Personal details
- Born: 15 February 1941 Enköping, Sweden
- Died: 2 March 1998 (aged 57) Gothenburg, Sweden
- Party: Social Democratic Party
- Children: 3
- Occupation: Trade unionist

= Leif Blomberg =

Swedish union leader and politician (1941–1998)

Leif Blomberg (15 February 1941 – 2 March 1998) was a politician and the head of Swedish Metal Workers' Confederation. He was a member of the Social Democratic Party. He held several government posts.

==Biography==
Blomberg was born in Enköping on 15 February 1941. He was the chairman of the Swedish Metal Workers' Confederation in the period 1982–1993. Shortly after his appointment as the chairman of the confederation it abandoned the main agreements of the Swedish Trade Union allies in 1983. At the beginning the 1990s Blomberg was a member of the advisory committee on the European Community formed by the Prime Minister Ingvar Carlsson.

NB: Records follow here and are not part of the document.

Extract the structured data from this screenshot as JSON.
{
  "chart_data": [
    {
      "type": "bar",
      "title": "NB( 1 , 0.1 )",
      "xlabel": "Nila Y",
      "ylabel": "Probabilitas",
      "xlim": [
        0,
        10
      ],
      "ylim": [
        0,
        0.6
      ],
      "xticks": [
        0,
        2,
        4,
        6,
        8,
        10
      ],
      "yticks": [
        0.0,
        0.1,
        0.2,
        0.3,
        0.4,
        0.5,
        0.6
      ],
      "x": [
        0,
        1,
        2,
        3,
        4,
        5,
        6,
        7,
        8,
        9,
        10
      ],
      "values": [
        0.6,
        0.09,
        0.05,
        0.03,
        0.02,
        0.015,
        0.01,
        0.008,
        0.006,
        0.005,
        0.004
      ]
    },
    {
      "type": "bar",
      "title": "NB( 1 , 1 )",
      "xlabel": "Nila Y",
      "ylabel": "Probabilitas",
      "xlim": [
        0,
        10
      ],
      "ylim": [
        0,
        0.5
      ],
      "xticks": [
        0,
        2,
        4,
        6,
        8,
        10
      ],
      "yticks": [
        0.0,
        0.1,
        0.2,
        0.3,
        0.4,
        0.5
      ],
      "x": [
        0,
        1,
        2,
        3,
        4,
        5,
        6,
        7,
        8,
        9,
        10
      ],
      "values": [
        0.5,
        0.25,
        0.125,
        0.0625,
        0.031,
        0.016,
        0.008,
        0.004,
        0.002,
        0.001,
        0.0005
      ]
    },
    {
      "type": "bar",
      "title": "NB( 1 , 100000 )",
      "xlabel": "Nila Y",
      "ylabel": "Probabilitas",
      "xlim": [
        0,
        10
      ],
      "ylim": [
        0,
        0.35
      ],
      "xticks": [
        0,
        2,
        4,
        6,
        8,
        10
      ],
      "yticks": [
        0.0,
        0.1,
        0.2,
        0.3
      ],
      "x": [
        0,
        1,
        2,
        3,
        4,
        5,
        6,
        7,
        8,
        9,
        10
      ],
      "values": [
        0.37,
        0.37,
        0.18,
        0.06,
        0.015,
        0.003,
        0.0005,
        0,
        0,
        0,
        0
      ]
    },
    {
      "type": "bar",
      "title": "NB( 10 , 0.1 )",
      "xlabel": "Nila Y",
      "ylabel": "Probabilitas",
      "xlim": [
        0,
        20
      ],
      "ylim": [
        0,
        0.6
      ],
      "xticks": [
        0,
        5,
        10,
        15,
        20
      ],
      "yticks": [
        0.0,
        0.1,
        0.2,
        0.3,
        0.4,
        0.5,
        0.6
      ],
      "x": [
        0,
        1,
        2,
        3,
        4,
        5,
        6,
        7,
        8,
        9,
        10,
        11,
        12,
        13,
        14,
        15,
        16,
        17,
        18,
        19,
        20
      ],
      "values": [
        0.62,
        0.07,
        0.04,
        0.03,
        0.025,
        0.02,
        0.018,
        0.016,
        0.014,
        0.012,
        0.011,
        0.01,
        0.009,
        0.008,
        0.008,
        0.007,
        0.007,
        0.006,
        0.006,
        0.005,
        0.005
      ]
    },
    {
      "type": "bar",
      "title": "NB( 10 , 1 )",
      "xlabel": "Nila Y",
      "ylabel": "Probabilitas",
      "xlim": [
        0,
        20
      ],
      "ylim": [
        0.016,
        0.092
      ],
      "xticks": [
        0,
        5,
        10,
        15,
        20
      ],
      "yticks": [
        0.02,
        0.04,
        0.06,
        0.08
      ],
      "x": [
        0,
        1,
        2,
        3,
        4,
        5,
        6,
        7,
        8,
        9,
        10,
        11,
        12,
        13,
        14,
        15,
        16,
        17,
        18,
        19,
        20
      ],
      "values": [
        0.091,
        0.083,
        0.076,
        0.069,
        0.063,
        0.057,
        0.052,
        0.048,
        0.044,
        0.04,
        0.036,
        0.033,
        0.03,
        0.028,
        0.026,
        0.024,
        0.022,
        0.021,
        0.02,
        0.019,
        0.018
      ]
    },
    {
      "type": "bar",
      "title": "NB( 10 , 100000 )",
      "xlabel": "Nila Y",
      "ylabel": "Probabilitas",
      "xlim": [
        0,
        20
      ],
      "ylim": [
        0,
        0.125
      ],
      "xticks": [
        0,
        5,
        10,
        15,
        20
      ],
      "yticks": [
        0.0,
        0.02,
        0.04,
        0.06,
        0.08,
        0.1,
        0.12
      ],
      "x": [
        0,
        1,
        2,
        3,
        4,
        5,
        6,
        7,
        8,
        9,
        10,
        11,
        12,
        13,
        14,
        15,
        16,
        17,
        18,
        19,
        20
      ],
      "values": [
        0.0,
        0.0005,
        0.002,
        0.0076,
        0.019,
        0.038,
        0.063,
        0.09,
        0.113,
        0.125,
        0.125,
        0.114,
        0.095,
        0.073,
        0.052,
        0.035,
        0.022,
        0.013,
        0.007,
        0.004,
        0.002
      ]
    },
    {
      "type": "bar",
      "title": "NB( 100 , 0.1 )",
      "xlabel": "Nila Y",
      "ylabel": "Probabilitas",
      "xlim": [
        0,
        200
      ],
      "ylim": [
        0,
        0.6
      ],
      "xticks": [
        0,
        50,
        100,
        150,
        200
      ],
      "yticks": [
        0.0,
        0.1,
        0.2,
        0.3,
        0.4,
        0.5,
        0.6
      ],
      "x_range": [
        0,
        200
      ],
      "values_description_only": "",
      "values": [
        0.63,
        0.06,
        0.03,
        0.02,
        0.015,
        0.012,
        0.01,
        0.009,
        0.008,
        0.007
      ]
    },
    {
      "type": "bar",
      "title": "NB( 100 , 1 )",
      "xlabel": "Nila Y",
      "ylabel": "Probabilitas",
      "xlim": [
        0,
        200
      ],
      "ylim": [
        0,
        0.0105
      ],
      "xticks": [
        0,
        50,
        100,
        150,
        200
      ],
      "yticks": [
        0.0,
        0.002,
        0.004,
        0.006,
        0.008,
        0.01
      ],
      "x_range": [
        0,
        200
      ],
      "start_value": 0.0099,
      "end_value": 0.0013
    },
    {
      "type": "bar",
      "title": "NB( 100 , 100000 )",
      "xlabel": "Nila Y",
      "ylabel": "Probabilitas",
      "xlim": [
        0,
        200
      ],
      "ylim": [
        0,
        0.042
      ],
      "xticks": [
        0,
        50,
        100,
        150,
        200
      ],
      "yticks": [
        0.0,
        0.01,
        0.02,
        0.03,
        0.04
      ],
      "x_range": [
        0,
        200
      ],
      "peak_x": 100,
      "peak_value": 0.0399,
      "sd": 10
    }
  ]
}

In 1994 Blomberg was appointed the minister for immigration to the cabinet led by Prime Minister Ingvar Carlsson. He was the minister for integration between 22 March 1996 and 2 March 1998 in the cabinet led by Göran Persson. He also served as the minister for consumer affairs during the same period.

Blomberg was married and had three children. He died in Gothenburg on 2 March 1998 when he was in office.